(HealthDay)—More women may prefer uterine preservation to hysterectomy for the treatment of pelvic organ prolapse symptoms, according to research published in the November issue of the American Journal of Obstetrics & Gynecology.
In an effort to assess patient preferences for uterine preservation versus hysterectomy, Nicole B. Korbly, M.D., of Brown University in Providence, R.I., and colleagues conducted a multicenter, cross-sectional study of 213 women receiving an initial urogynecologic evaluation for prolapse symptoms.

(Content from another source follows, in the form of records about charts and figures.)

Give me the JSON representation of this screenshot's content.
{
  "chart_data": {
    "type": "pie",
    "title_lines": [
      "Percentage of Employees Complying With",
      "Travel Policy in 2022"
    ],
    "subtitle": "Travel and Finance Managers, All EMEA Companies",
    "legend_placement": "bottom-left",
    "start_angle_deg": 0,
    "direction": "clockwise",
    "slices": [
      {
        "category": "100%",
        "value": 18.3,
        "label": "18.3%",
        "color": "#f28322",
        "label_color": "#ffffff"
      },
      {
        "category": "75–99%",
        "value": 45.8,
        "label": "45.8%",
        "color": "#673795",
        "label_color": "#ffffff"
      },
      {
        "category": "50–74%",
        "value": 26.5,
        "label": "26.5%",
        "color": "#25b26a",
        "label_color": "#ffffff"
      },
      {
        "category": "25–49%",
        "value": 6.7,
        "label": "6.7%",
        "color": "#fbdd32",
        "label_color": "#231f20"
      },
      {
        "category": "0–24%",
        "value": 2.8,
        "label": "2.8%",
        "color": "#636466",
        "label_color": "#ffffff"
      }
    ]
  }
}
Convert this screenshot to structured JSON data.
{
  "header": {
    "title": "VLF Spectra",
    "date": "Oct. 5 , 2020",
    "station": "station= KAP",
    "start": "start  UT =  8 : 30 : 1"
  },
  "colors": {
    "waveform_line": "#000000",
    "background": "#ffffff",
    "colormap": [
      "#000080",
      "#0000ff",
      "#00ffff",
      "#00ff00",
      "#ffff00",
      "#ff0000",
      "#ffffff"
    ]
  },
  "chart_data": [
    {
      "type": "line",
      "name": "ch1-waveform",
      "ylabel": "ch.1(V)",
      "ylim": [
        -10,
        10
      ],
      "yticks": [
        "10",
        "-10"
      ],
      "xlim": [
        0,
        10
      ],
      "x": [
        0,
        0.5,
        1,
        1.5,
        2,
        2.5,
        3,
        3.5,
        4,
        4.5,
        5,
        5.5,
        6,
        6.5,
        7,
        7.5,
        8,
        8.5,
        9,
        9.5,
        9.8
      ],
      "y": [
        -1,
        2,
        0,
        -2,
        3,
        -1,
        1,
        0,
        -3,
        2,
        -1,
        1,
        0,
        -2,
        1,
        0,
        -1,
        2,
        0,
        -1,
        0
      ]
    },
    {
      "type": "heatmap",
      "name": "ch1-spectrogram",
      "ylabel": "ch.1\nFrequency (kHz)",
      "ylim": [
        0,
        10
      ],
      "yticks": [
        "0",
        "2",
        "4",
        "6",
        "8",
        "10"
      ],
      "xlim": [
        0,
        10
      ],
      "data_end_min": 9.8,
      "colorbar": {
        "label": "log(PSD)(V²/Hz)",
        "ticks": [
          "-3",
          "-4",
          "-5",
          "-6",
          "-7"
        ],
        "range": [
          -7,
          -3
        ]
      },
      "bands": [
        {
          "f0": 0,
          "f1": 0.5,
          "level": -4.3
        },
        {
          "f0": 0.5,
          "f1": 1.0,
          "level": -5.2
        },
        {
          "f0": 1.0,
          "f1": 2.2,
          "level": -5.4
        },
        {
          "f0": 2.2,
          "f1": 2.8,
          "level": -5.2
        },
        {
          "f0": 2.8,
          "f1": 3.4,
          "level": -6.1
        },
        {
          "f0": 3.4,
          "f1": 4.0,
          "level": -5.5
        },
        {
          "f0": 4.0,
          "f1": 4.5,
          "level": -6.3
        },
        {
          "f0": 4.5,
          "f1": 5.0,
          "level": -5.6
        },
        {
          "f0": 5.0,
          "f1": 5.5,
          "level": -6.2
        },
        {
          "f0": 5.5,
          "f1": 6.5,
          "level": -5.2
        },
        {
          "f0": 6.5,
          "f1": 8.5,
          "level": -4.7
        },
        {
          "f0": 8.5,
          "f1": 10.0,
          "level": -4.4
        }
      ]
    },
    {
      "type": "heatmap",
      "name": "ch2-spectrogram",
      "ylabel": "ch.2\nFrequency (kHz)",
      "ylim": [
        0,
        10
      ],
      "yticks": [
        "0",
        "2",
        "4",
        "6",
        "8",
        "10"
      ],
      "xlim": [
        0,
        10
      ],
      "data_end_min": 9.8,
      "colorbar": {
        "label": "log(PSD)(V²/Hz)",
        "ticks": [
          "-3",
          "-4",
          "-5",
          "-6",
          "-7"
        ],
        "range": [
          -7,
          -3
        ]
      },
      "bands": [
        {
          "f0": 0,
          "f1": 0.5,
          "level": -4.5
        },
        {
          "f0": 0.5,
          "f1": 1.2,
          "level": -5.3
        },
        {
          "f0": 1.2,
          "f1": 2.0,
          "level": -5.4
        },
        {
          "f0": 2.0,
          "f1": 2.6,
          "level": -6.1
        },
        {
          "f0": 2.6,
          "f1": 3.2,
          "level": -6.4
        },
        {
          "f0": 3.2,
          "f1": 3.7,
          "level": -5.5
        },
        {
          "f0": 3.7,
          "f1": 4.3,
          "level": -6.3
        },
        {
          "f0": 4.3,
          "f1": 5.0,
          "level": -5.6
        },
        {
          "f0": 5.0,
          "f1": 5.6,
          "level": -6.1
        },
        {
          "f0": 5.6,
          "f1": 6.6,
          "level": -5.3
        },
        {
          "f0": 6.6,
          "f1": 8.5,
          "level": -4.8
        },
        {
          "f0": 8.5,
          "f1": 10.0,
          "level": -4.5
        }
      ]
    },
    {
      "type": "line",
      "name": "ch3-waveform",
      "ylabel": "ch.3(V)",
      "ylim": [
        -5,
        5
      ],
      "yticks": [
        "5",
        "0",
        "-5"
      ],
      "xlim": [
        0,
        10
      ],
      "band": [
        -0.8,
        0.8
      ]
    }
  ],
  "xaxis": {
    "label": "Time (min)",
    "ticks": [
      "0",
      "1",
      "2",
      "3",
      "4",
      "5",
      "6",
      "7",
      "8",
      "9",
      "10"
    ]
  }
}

The researchers found that, if outcomes were equal for the two treatments, patient preferences were, in descending order, no strong preference (44 percent), uterine preservation (36 percent), and hysterectomy (20 percent). If uterine preservation was superior, women preferred uterine preservation (46 percent) and hysterectomy (11 percent). If hysterectomy was superior, 21 percent of women still preferred uterine preservation. Women were more likely to prefer uterine preservation if they believed that the uterus was important for their sense of self (odds ratio [OR], 28.2) or had at least some college education (OR, 2.87). Women in the South were less likely than women in the Northeast to prefer uterine preservation (OR, 0.17).
"A higher proportion of women with prolapse symptoms who were examined for urogynecologic evaluation preferred uterine preservation, compared with hysterectomy," the authors write.